The Beginning
- Peeja Blackbird
- Feb 26
- 2 min read
I was five years old.
Sitting in the backseat of my grandparents' car, I was watching the world blur past the window. We were somewhere near the Mason-Dixon line, a place I had never heard of but would always remember.
It was the middle point between one life and another, between who I had been and who I could be.
I was on my way to Alabama, to my father, my sister, and to a home I had never known. My grandparents in Ohio had done their best, I guess. They bought me things, filled the silence with objects instead of questions. But they didn’t see me. Not really. I was a shadow in their home, something to be kept but not understood.
But in Alabama, things were different. Having a sister to talk to helped me realise that my life didn't begin and end in Ohio. I had clean clothes that smelled like soap and sunshine. I had full meals that didn’t come from a box or a drive-thru. My great-grandfather’s pig farm stretched wide, the land open and breathing, the fields endless under a sky that felt bigger than any I had seen before.
“But in Alabama, things were different”
I would slip outside, past the porch steps, and into the open fields.
Before that trip, I never really understood what it meant to escape. But being there, in Alabama, something shifted inside me. It was the first time I realized that my imagination could be more than just daydreaming—it could be a retreat.
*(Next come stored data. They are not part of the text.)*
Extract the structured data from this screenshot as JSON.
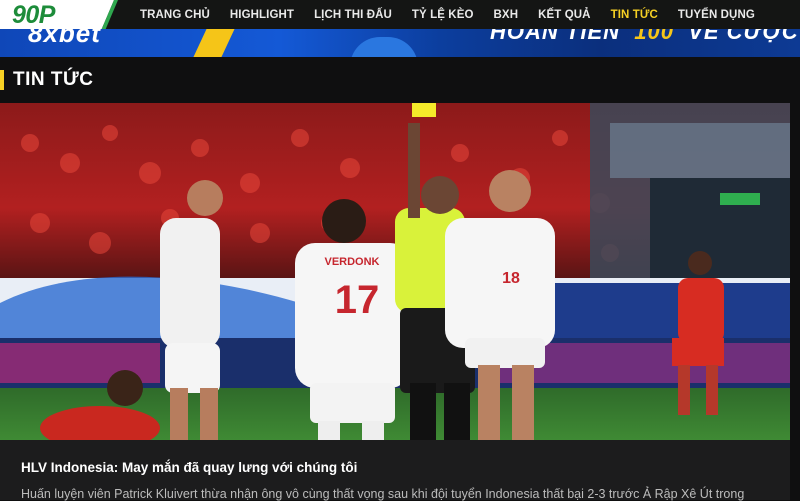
{
  "header": {
    "logo_text": "90P",
    "menu": [
      {
        "label": "TRANG CHỦ",
        "active": false
      },
      {
        "label": "HIGHLIGHT",
        "active": false
      },
      {
        "label": "LỊCH THI ĐẤU",
        "active": false
      },
      {
        "label": "TỶ LỆ KÈO",
        "active": false
      },
      {
        "label": "BXH",
        "active": false
      },
      {
        "label": "KẾT QUẢ",
        "active": false
      },
      {
        "label": "TIN TỨC",
        "active": true
      },
      {
        "label": "TUYỂN DỤNG",
        "active": false
      }
    ],
    "active_color": "#f6d024"
  },
  "banner": {
    "brand": "8xbet",
    "promo_prefix": "HOÀN TIỀN",
    "promo_highlight": "100",
    "promo_suffix": "VỀ CƯỢC"
  },
  "section": {
    "title": "TIN TỨC",
    "accent_color": "#f6d024"
  },
  "article": {
    "image_alt": "football-match-photo",
    "title": "HLV Indonesia: May mắn đã quay lưng với chúng tôi",
    "excerpt": "Huấn luyện viên Patrick Kluivert thừa nhận ông vô cùng thất vọng sau khi đội tuyển Indonesia thất bại 2-3 trước Ả Rập Xê Út trong",
    "jersey_names": {
      "player_17": "VERDONK",
      "number_17": "17",
      "number_18": "18"
    }
  }
}
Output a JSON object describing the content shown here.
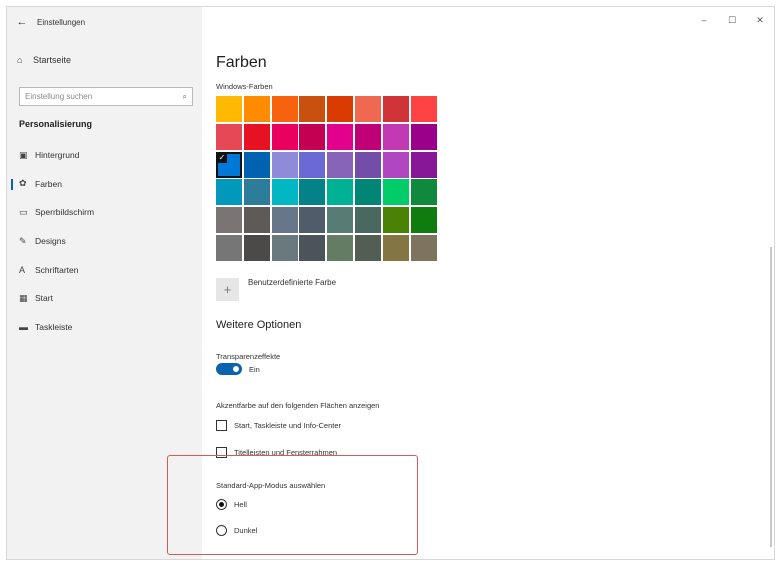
{
  "window": {
    "title": "Einstellungen",
    "controls": {
      "minimize": "–",
      "maximize": "☐",
      "close": "✕"
    }
  },
  "sidebar": {
    "back_glyph": "←",
    "home_label": "Startseite",
    "search_placeholder": "Einstellung suchen",
    "section_title": "Personalisierung",
    "items": [
      {
        "label": "Hintergrund",
        "icon": "image-icon",
        "glyph": "▣"
      },
      {
        "label": "Farben",
        "icon": "palette-icon",
        "glyph": "✿"
      },
      {
        "label": "Sperrbildschirm",
        "icon": "lockscreen-icon",
        "glyph": "▭"
      },
      {
        "label": "Designs",
        "icon": "brush-icon",
        "glyph": "✎"
      },
      {
        "label": "Schriftarten",
        "icon": "font-icon",
        "glyph": "A"
      },
      {
        "label": "Start",
        "icon": "start-icon",
        "glyph": "▦"
      },
      {
        "label": "Taskleiste",
        "icon": "taskbar-icon",
        "glyph": "▬"
      }
    ],
    "active_item": "Farben"
  },
  "main": {
    "title": "Farben",
    "windows_colors_label": "Windows-Farben",
    "swatches": [
      "#ffb900",
      "#ff8c00",
      "#f7630c",
      "#ca5010",
      "#da3b01",
      "#ef6950",
      "#d13438",
      "#ff4343",
      "#e74856",
      "#e81123",
      "#ea005e",
      "#c30052",
      "#e3008c",
      "#bf0077",
      "#c239b3",
      "#9a0089",
      "#0078d7",
      "#0063b1",
      "#8e8cd8",
      "#6b69d6",
      "#8764b8",
      "#744da9",
      "#b146c2",
      "#881798",
      "#0099bc",
      "#2d7d9a",
      "#00b7c3",
      "#038387",
      "#00b294",
      "#018574",
      "#00cc6a",
      "#10893e",
      "#7a7574",
      "#5d5a58",
      "#68768a",
      "#515c6b",
      "#567c73",
      "#486860",
      "#498205",
      "#107c10",
      "#767676",
      "#4c4a48",
      "#69797e",
      "#4a5459",
      "#647c64",
      "#525e54",
      "#847545",
      "#7e735f"
    ],
    "selected_swatch_index": 16,
    "check_glyph": "✓",
    "custom_color_label": "Benutzerdefinierte Farbe",
    "plus_glyph": "+",
    "more_options_title": "Weitere Optionen",
    "transparency_label": "Transparenzeffekte",
    "transparency_state": "Ein",
    "accent_surfaces_label": "Akzentfarbe auf den folgenden Flächen anzeigen",
    "checkbox_start": "Start, Taskleiste und Info-Center",
    "checkbox_titlebars": "Titelleisten und Fensterrahmen",
    "app_mode_label": "Standard-App-Modus auswählen",
    "radio_light": "Hell",
    "radio_dark": "Dunkel",
    "app_mode_selected": "Hell"
  },
  "colors": {
    "accent": "#0a64ad",
    "highlight_box": "#d65a5a",
    "sidebar_bg": "#f2f2f2"
  }
}
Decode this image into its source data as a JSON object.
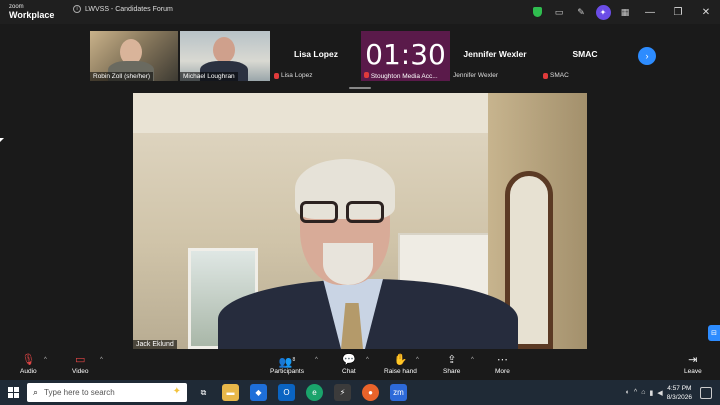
{
  "titlebar": {
    "brand_line1": "zoom",
    "brand_line2": "Workplace",
    "meeting_title": "LWVSS - Candidates  Forum",
    "icons": [
      "shield-icon",
      "tablet-icon",
      "pen-icon",
      "ai-companion-icon",
      "apps-icon"
    ],
    "window_buttons": [
      "minimize",
      "restore",
      "close"
    ]
  },
  "gallery": {
    "tiles": [
      {
        "name": "Robin Zoll (she/her)"
      },
      {
        "name": "Michael Loughran"
      },
      {
        "name": "Lisa Lopez",
        "label": "Lisa Lopez"
      },
      {
        "timer": "01:30",
        "label": "Stoughton Media Acc..."
      },
      {
        "name": "Jennifer Wexler",
        "label": "Jennifer Wexler"
      },
      {
        "name": "SMAC",
        "label": "SMAC"
      }
    ],
    "timer_color": "#5a1a4a"
  },
  "main_video": {
    "speaker_name": "Jack Eklund"
  },
  "toolbar": {
    "audio": "Audio",
    "video": "Video",
    "participants": "Participants",
    "participant_count": "8",
    "chat": "Chat",
    "raise_hand": "Raise hand",
    "share": "Share",
    "more": "More",
    "leave": "Leave"
  },
  "taskbar": {
    "search_placeholder": "Type here to search",
    "time": "4:57 PM",
    "date": "8/3/2026"
  },
  "colors": {
    "accent": "#2d8cff",
    "leave": "#e54646",
    "shield": "#2fbd4f"
  }
}
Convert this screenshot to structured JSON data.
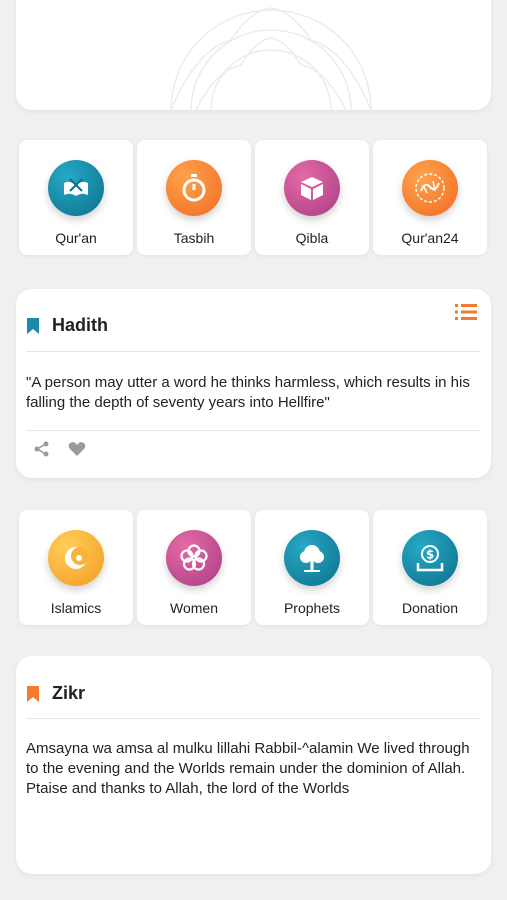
{
  "colors": {
    "accent_teal": "#1a8aa8",
    "accent_orange": "#f37b2b",
    "background": "#f0f0f0"
  },
  "top_grid": [
    {
      "label": "Qur'an",
      "icon": "quran-book-icon"
    },
    {
      "label": "Tasbih",
      "icon": "stopwatch-icon"
    },
    {
      "label": "Qibla",
      "icon": "kaaba-icon"
    },
    {
      "label": "Qur'an24",
      "icon": "calligraphy-icon"
    }
  ],
  "hadith": {
    "title": "Hadith",
    "text": "\"A person may utter a word he thinks harmless, which results in his falling the depth of seventy years into Hellfire\""
  },
  "bottom_grid": [
    {
      "label": "Islamics",
      "icon": "crescent-icon"
    },
    {
      "label": "Women",
      "icon": "flower-icon"
    },
    {
      "label": "Prophets",
      "icon": "tree-icon"
    },
    {
      "label": "Donation",
      "icon": "donation-icon"
    }
  ],
  "zikr": {
    "title": "Zikr",
    "text": "Amsayna wa amsa al mulku lillahi Rabbil-^alamin We lived through to the evening and the Worlds remain under the dominion of Allah. Ptaise and thanks to Allah, the lord of the Worlds"
  }
}
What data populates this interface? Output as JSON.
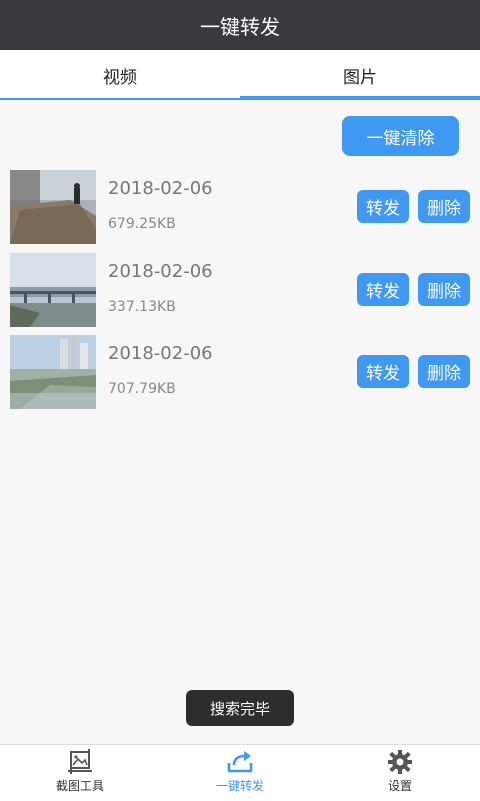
{
  "header": {
    "title": "一键转发"
  },
  "tabs": [
    {
      "label": "视频"
    },
    {
      "label": "图片"
    }
  ],
  "actions": {
    "clear_all": "一键清除"
  },
  "items": [
    {
      "date": "2018-02-06",
      "size": "679.25KB",
      "forward": "转发",
      "delete": "删除"
    },
    {
      "date": "2018-02-06",
      "size": "337.13KB",
      "forward": "转发",
      "delete": "删除"
    },
    {
      "date": "2018-02-06",
      "size": "707.79KB",
      "forward": "转发",
      "delete": "删除"
    }
  ],
  "toast": {
    "text": "搜索完毕"
  },
  "bottom_nav": [
    {
      "label": "截图工具",
      "icon": "image-crop-icon"
    },
    {
      "label": "一键转发",
      "icon": "share-forward-icon"
    },
    {
      "label": "设置",
      "icon": "gear-icon"
    }
  ],
  "colors": {
    "accent": "#3f98f2",
    "header_bg": "#3a3a3c"
  }
}
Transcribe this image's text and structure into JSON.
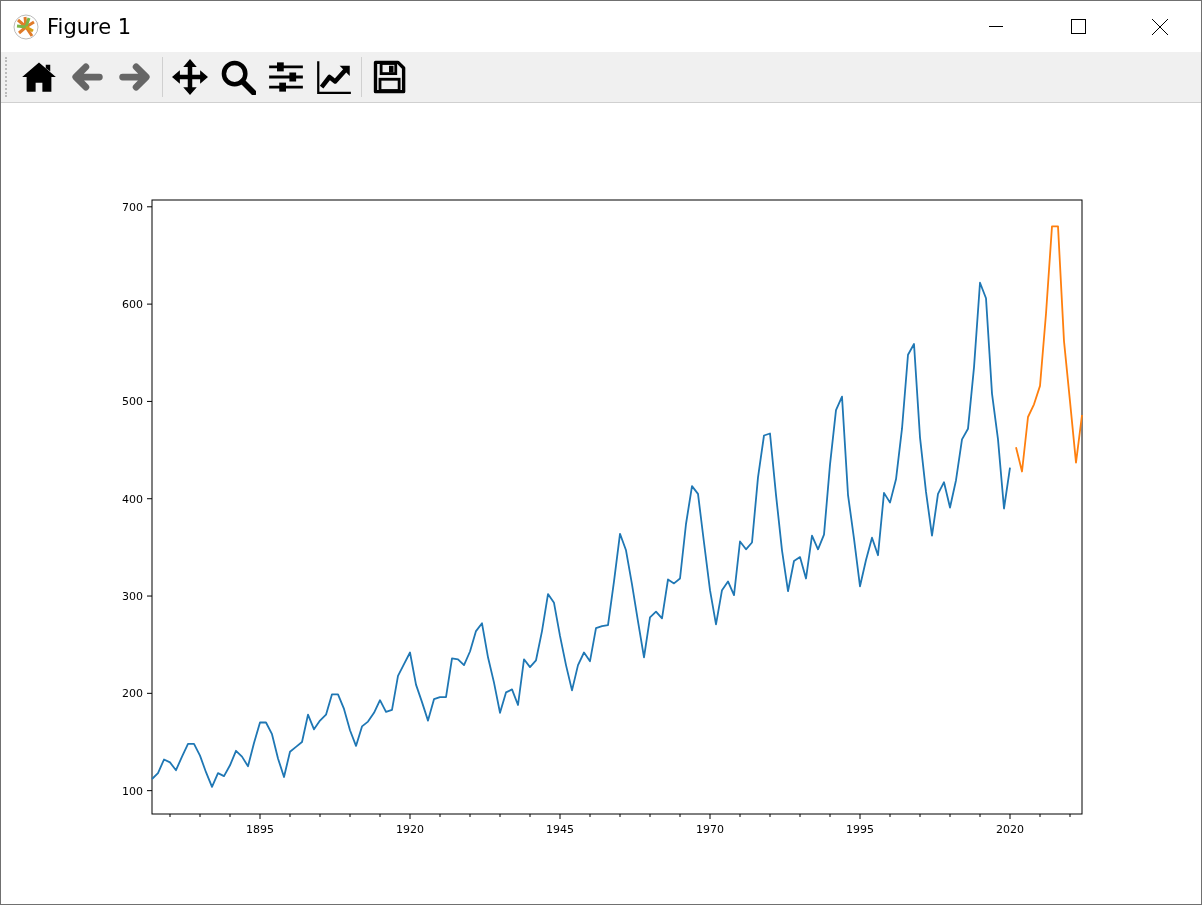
{
  "window": {
    "title": "Figure 1"
  },
  "toolbar": [
    [
      {
        "kind": "home",
        "disabled": false
      },
      {
        "kind": "back",
        "disabled": true
      },
      {
        "kind": "forward",
        "disabled": true
      }
    ],
    [
      {
        "kind": "pan",
        "disabled": false
      },
      {
        "kind": "zoom",
        "disabled": false
      },
      {
        "kind": "configure",
        "disabled": false
      },
      {
        "kind": "edit",
        "disabled": false
      }
    ],
    [
      {
        "kind": "save",
        "disabled": false
      }
    ]
  ],
  "figure": {
    "chart_data": {
      "type": "line",
      "x": [
        1877,
        1878,
        1879,
        1880,
        1881,
        1882,
        1883,
        1884,
        1885,
        1886,
        1887,
        1888,
        1889,
        1890,
        1891,
        1892,
        1893,
        1894,
        1895,
        1896,
        1897,
        1898,
        1899,
        1900,
        1901,
        1902,
        1903,
        1904,
        1905,
        1906,
        1907,
        1908,
        1909,
        1910,
        1911,
        1912,
        1913,
        1914,
        1915,
        1916,
        1917,
        1918,
        1919,
        1920,
        1921,
        1922,
        1923,
        1924,
        1925,
        1926,
        1927,
        1928,
        1929,
        1930,
        1931,
        1932,
        1933,
        1934,
        1935,
        1936,
        1937,
        1938,
        1939,
        1940,
        1941,
        1942,
        1943,
        1944,
        1945,
        1946,
        1947,
        1948,
        1949,
        1950,
        1951,
        1952,
        1953,
        1954,
        1955,
        1956,
        1957,
        1958,
        1959,
        1960,
        1961,
        1962,
        1963,
        1964,
        1965,
        1966,
        1967,
        1968,
        1969,
        1970,
        1971,
        1972,
        1973,
        1974,
        1975,
        1976,
        1977,
        1978,
        1979,
        1980,
        1981,
        1982,
        1983,
        1984,
        1985,
        1986,
        1987,
        1988,
        1989,
        1990,
        1991,
        1992,
        1993,
        1994,
        1995,
        1996,
        1997,
        1998,
        1999,
        2000,
        2001,
        2002,
        2003,
        2004,
        2005,
        2006,
        2007,
        2008,
        2009,
        2010,
        2011,
        2012,
        2013,
        2014,
        2015,
        2016,
        2017,
        2018,
        2019,
        2020,
        2021,
        2022,
        2023,
        2024,
        2025,
        2026,
        2027,
        2028,
        2029,
        2030,
        2031,
        2032
      ],
      "series": [
        {
          "color": "#1f77b4",
          "values": [
            112,
            118,
            132,
            129,
            121,
            135,
            148,
            148,
            136,
            119,
            104,
            118,
            115,
            126,
            141,
            135,
            125,
            149,
            170,
            170,
            158,
            133,
            114,
            140,
            145,
            150,
            178,
            163,
            172,
            178,
            199,
            199,
            184,
            162,
            146,
            166,
            171,
            180,
            193,
            181,
            183,
            218,
            230,
            242,
            209,
            191,
            172,
            194,
            196,
            196,
            236,
            235,
            229,
            243,
            264,
            272,
            237,
            211,
            180,
            201,
            204,
            188,
            235,
            227,
            234,
            264,
            302,
            293,
            259,
            229,
            203,
            229,
            242,
            233,
            267,
            269,
            270,
            315,
            364,
            347,
            312,
            274,
            237,
            278,
            284,
            277,
            317,
            313,
            318,
            374,
            413,
            405,
            355,
            306,
            271,
            306,
            315,
            301,
            356,
            348,
            355,
            422,
            465,
            467,
            404,
            347,
            305,
            336,
            340,
            318,
            362,
            348,
            363,
            435,
            491,
            505,
            404,
            359,
            310,
            337,
            360,
            342,
            406,
            396,
            420,
            472,
            548,
            559,
            463,
            407,
            362,
            405,
            417,
            391,
            419,
            461,
            472,
            535,
            622,
            606,
            508,
            461,
            390,
            432,
            null,
            null,
            null,
            null,
            null,
            null,
            null,
            null,
            null,
            null,
            null,
            null
          ]
        },
        {
          "color": "#ff7f0e",
          "values": [
            null,
            null,
            null,
            null,
            null,
            null,
            null,
            null,
            null,
            null,
            null,
            null,
            null,
            null,
            null,
            null,
            null,
            null,
            null,
            null,
            null,
            null,
            null,
            null,
            null,
            null,
            null,
            null,
            null,
            null,
            null,
            null,
            null,
            null,
            null,
            null,
            null,
            null,
            null,
            null,
            null,
            null,
            null,
            null,
            null,
            null,
            null,
            null,
            null,
            null,
            null,
            null,
            null,
            null,
            null,
            null,
            null,
            null,
            null,
            null,
            null,
            null,
            null,
            null,
            null,
            null,
            null,
            null,
            null,
            null,
            null,
            null,
            null,
            null,
            null,
            null,
            null,
            null,
            null,
            null,
            null,
            null,
            null,
            null,
            null,
            null,
            null,
            null,
            null,
            null,
            null,
            null,
            null,
            null,
            null,
            null,
            null,
            null,
            null,
            null,
            null,
            null,
            null,
            null,
            null,
            null,
            null,
            null,
            null,
            null,
            null,
            null,
            null,
            null,
            null,
            null,
            null,
            null,
            null,
            null,
            null,
            null,
            null,
            null,
            null,
            null,
            null,
            null,
            null,
            null,
            null,
            null,
            null,
            null,
            null,
            null,
            null,
            null,
            null,
            null,
            null,
            null,
            null,
            null,
            453,
            428,
            484,
            497,
            516,
            590,
            680,
            680,
            562,
            500,
            437,
            486
          ]
        }
      ],
      "xlim": [
        1877,
        2032
      ],
      "ylim": [
        76,
        707
      ],
      "xticks": [
        1895,
        1920,
        1945,
        1970,
        1995,
        2020
      ],
      "yticks": [
        100,
        200,
        300,
        400,
        500,
        600,
        700
      ]
    }
  }
}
I could close my eyes, and for a moment, I wasn’t where I was. I wasn’t in a place that felt wrong, disconnected, and lonely. I could picture myself somewhere peaceful, somewhere better.
I hate calling it a "safe place" because it sounds so cliché, but that’s what it was—it was a place where I could hide, even if just for a moment. But that retreat, as comforting as it was, wasn’t always healthy. It didn’t just help me escape; it became a way for me to disconnect from everything around me. I started to block out the bad things, the noise, the confusion. And as I did that, I got better at compartmentalizing my life, putting everything into little boxes in my mind so I wouldn’t have to deal with it.
This experience marks a turning point for me—it's where "Blackbird 1" came to be, and it’s something I carry with me.